I thought Jason Momoa was a pretty good Conan, but if we ever get another Conan film--except for the one supposedly in the works with Arnie returning the role as King Conan--I think Zach McGowan would be an excellent choice.  Deep, husky voice.  Muscular build, but walk like a panther (as described in the books).  He's not too bulky (trying to fit Howard's description not popular culture's expectation of the mighty barbarian).  And, unlike Momoa, McGowan has blue eyes.


McGowan plays Captain Charles Vane (an actual historical pirate) on the Starz series Black Sails.


I present to you....Conan, the Barbarian.


----------



## Dioltach (Feb 15, 2017)

I was quite excited when I heard about Jason Momoa playing Conan, based on his portrayal of Khal Drogo, but in the end I was disappointed. I actually thought the kid who played Young Conan at the start of the movie did a better job.


----------



## Tonguez (Feb 15, 2017)

he certainly has the right look for what REH envisioned, however at 37 he is far too old for classic Conan


----------



## Water Bob (Feb 15, 2017)

Tonguez said:


> he certainly has the right look for what REH envisioned, however at 37 he is far too old for classic Conan




Depends on what Howard story that you are talking about!


----------



## Ralif Redhammer (Feb 15, 2017)

I could see that guy working, though I thought Momoa did a great job as Conan. The rest of the movie, on the other hand, had issues. Making it both a revenge tale, a save-the-world quest, and a rescue mission felt at odds with the source material – it would’ve been better to pick one and stick with it.

Totally psyched for Schwarzenegger’s return to Conan, if it ever happens. While the Terminator took some narrative gymnastics to figure out why he was older, King Conan will hopefully work better without such.


----------



## ccs (Feb 15, 2017)

Tonguez said:


> he certainly has the right look for what REH envisioned, however at 37 he is far too old for classic Conan




Well, so was Arnold when he made his Conan's.  And we still love them.


----------



## Hand of Evil (Feb 16, 2017)

I liked Zach McGowan as Vane and think he would be great in the role.  Tom Hopper also from Black Sails, he plays Billy Bones, could give him a run.


----------



## Brandegoris (Apr 14, 2017)

I will say something that will likely not be very popular....Momoa is in every way A superior Conan to Arnold . In Every single way. Better actor, better Body for the role. much closer to what REH describes Conan looking like. His Only Downfall might be that he had a Much quicker/better sense of humor than the Conan of Howards writings. 
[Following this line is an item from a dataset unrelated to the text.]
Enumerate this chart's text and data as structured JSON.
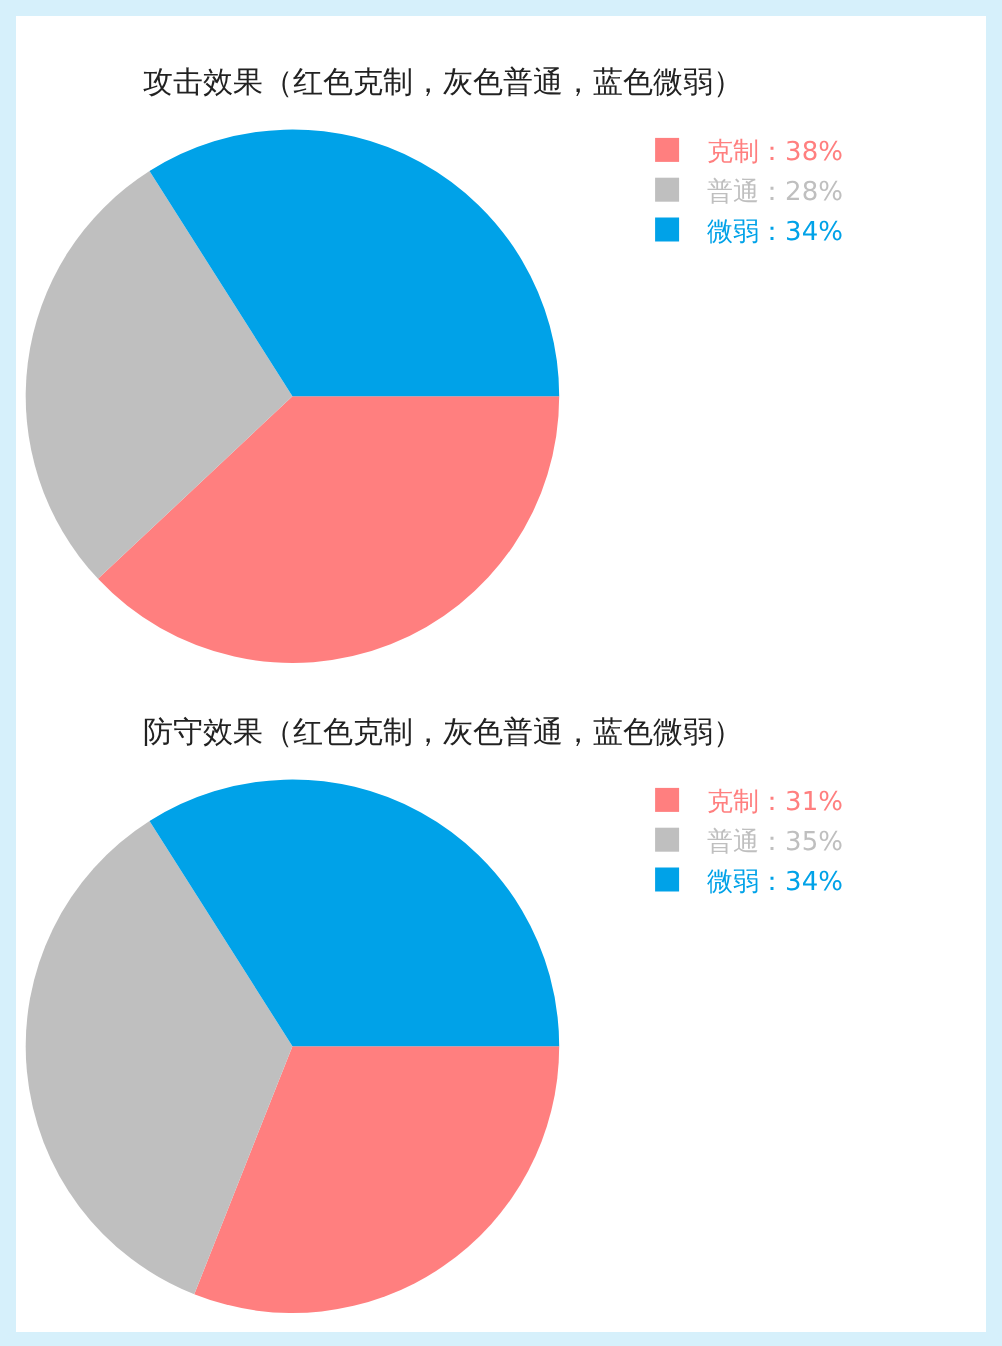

There is an actor I am curious about. I think if he got just a Bit Bigger he may surprise people and be a decent Conan possibly? Mads Mikkelsen?
http://derekalansiddoway.com/wp-content/uploads/2014/09/Mingan-Temur-Mads-Mikkelsen.jpg

Just imagine him with longer hair and not so Much beard?


----------



## Water Bob (Apr 14, 2017)

I like Mads, but he's 52.  He's a bit too old to play Conan.  Maybe King Conan, though...


----------



## Ryujin (Apr 14, 2017)

I agree on both counts; that Momoa made for a better Conan and that Mikkelsen would make for a good "King Conan", but presents as a little old for the earlier stories.


----------



## Legatus Legionis (Apr 14, 2017)

.


----------



## Brandegoris (Apr 14, 2017)

Agreed. Conan DID get old, so I am All about it 
Also 52 is the new 30 

Sidenote: Zach McGowan is 35 and looks 45...So he's not young either LOL


----------